There are days when the strong rains could not be escaped.

One day, while looking for clay, we walked through rice paddies with waist-deep water. The sand between “sabangan” and the beach is not open yet. All I can do is to enjoy the company of the locals while laughing through the rain. One step, we’re on top of what may be, the walking path of farmers on the rice field. Another step would take us a few feet deep, and we often feel slimy things under our feet. Sometimes it feels like we’re stepping on clay. Across from us are tall pine trees. It seems like they are waiting for us to come closer to them. They protect us from the rain as soon as we finish crossing the rice field. We were all having fun as we cross one rice field to another. Clothes drenched in water and mud.

After looking for clay, we go back to the main road. All wet, we continue walking until we find a tricycle. We’re all hungry and ready for dinner. The rain continues to pour. With wet clothes, I sat right behind the tricycle driver and headed home. I look at the rice field where we crossed and I sensed a great kind of happiness that I haven’t felt in years. The happiness of being in a simple place with simple people. These bring me so much joy. I’m liking my province even more.

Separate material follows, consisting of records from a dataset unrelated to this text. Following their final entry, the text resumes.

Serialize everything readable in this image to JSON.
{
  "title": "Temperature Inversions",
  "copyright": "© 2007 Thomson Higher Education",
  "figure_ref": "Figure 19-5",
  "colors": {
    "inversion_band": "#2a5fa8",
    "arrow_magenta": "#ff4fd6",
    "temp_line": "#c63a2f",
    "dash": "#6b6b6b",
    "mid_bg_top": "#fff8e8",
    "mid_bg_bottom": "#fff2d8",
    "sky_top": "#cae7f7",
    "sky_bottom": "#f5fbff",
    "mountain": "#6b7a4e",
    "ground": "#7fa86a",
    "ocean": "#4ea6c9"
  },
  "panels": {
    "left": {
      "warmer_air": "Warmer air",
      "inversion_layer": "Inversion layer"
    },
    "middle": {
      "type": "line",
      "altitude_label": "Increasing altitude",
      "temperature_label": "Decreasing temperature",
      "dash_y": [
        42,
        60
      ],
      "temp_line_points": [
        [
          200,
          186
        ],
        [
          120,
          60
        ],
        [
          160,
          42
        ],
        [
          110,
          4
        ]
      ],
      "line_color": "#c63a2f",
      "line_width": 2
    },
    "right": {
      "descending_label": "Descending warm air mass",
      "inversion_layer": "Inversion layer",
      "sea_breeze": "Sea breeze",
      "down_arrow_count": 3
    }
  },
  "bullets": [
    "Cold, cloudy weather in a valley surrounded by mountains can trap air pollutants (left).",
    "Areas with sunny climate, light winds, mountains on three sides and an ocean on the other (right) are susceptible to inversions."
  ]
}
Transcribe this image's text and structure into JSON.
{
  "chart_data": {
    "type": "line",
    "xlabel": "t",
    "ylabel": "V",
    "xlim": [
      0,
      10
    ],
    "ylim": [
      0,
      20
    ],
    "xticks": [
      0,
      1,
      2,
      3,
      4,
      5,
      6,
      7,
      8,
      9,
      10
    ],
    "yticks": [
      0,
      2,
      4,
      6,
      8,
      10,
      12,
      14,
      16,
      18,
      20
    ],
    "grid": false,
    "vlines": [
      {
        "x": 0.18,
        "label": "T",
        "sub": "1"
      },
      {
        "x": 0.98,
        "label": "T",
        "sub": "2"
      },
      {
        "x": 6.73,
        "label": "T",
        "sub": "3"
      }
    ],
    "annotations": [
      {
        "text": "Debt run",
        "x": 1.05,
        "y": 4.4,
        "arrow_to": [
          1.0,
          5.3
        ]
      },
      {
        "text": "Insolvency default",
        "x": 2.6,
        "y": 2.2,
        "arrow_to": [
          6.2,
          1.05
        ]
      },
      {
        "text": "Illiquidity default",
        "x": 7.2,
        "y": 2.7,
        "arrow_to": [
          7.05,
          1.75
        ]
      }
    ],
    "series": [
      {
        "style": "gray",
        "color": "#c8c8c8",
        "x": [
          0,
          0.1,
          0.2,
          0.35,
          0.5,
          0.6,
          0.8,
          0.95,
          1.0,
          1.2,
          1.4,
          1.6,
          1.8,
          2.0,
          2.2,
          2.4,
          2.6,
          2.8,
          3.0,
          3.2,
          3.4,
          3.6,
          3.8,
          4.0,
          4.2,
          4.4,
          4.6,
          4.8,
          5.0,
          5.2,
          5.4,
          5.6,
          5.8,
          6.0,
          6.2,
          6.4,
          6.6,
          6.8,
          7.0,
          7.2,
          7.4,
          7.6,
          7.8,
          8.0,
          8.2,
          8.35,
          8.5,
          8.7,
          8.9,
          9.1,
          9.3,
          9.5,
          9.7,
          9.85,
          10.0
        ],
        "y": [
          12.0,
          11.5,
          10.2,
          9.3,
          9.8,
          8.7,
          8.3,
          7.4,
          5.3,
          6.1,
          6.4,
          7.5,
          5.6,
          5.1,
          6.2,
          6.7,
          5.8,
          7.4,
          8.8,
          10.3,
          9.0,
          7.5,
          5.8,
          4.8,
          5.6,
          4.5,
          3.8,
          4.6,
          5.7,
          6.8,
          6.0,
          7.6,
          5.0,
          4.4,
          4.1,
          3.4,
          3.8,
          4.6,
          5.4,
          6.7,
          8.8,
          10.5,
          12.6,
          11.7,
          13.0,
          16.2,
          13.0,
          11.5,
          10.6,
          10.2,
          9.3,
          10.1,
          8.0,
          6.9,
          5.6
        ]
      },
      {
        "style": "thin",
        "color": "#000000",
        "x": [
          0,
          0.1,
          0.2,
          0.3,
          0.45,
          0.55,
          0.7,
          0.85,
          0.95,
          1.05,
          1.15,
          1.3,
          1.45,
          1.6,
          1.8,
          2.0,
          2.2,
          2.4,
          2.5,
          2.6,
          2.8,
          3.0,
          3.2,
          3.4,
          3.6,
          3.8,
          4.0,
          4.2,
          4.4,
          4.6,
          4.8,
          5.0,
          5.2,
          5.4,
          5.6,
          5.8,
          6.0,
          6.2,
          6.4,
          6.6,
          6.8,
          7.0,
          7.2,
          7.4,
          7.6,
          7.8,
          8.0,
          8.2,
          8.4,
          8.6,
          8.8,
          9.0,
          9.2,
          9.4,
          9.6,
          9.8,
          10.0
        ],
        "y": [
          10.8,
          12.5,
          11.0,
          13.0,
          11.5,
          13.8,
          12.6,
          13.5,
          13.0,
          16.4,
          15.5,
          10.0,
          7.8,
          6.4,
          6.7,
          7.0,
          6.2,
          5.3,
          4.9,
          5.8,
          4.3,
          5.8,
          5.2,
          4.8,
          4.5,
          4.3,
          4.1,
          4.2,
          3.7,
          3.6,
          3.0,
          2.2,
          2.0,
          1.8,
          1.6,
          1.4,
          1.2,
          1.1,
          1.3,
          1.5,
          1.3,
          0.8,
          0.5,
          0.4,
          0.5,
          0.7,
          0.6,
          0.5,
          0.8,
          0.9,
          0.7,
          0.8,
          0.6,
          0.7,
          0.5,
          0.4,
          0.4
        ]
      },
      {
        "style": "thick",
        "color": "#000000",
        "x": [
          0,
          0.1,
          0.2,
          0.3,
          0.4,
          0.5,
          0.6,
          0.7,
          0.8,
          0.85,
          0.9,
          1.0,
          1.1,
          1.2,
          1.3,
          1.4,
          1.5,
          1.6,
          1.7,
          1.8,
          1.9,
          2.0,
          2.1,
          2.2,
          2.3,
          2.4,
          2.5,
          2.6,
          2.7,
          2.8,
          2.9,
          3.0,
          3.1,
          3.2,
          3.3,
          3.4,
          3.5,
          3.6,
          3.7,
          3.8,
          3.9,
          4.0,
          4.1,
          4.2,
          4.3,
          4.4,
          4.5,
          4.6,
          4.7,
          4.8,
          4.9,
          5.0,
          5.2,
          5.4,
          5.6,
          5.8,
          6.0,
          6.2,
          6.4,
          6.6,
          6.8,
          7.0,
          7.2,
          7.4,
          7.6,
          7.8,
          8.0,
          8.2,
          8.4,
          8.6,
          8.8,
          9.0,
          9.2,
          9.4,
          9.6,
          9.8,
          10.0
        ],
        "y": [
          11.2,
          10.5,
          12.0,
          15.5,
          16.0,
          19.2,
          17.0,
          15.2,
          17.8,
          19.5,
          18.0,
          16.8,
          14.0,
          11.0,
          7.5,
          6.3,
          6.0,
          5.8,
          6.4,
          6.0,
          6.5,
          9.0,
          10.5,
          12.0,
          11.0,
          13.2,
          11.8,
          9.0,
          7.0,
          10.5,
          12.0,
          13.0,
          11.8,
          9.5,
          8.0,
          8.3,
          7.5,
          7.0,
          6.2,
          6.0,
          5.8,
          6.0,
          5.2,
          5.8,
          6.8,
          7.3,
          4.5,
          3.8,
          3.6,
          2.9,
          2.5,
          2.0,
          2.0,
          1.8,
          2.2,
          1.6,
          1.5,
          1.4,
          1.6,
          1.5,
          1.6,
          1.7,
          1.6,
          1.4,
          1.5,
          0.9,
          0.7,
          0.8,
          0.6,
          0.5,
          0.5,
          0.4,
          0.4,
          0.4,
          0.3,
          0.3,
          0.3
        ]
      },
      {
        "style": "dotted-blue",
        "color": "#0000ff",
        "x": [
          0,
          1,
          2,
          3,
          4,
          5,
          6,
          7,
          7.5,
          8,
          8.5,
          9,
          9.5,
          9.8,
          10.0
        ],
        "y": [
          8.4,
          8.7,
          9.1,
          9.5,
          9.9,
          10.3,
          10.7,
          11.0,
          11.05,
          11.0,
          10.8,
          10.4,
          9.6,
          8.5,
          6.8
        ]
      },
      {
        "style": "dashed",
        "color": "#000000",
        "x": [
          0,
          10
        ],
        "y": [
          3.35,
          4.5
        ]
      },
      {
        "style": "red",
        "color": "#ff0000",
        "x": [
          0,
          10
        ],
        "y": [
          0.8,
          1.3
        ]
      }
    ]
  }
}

I arrived in Zambales during an inter-tropical depression. What a bad time, some might say. It’s the best time, I think. Clay doesn’t dry easily. I wait for days before I could even move a big piece off my marine plywood bat. Whenever I am frustrated in not being able to create anything, while waiting for a big piece to get dry, I head to the beach, which is five minutes away only from Villa Kiana Inn.

I have not seen Zambales this wet and I have never enjoyed the company of rain this much. I’ve never seen the waves this wild. I’ve never felt the wind this strong. I’ve only seen this town in the summertime. Now I am seeing it in a different season. I am longing to see the difference. I want to know if I will still like it. I am in love.

I came to San Narciso with a plan. After meeting the locals and hearing about their lives, what they are passionate about, and the interest they have in learning something new and creative, my own plans got divided into several parts. I got caught up by being with passionate people too. Who am I to resist their eagerness to play and interest in learning something new? Who am I not to impart what I know? Who am I not to support them in any way that I can? For the very first time, I start to think outside of myself. This is what Zambales has done to me and more.

My personal plans got shattered. This normally happens to me when I travel. As organized and as structured as I can be, I get my list of things to do, I crumpled the paper and threw it away. I know that greater things are about to happen. And just like broken pieces of pottery, the shards are all scattered. Shards of other people’s lives who are also sincere in what they do and what they can learn. Broken or whole, we have two things in common: the love for the sea and clay.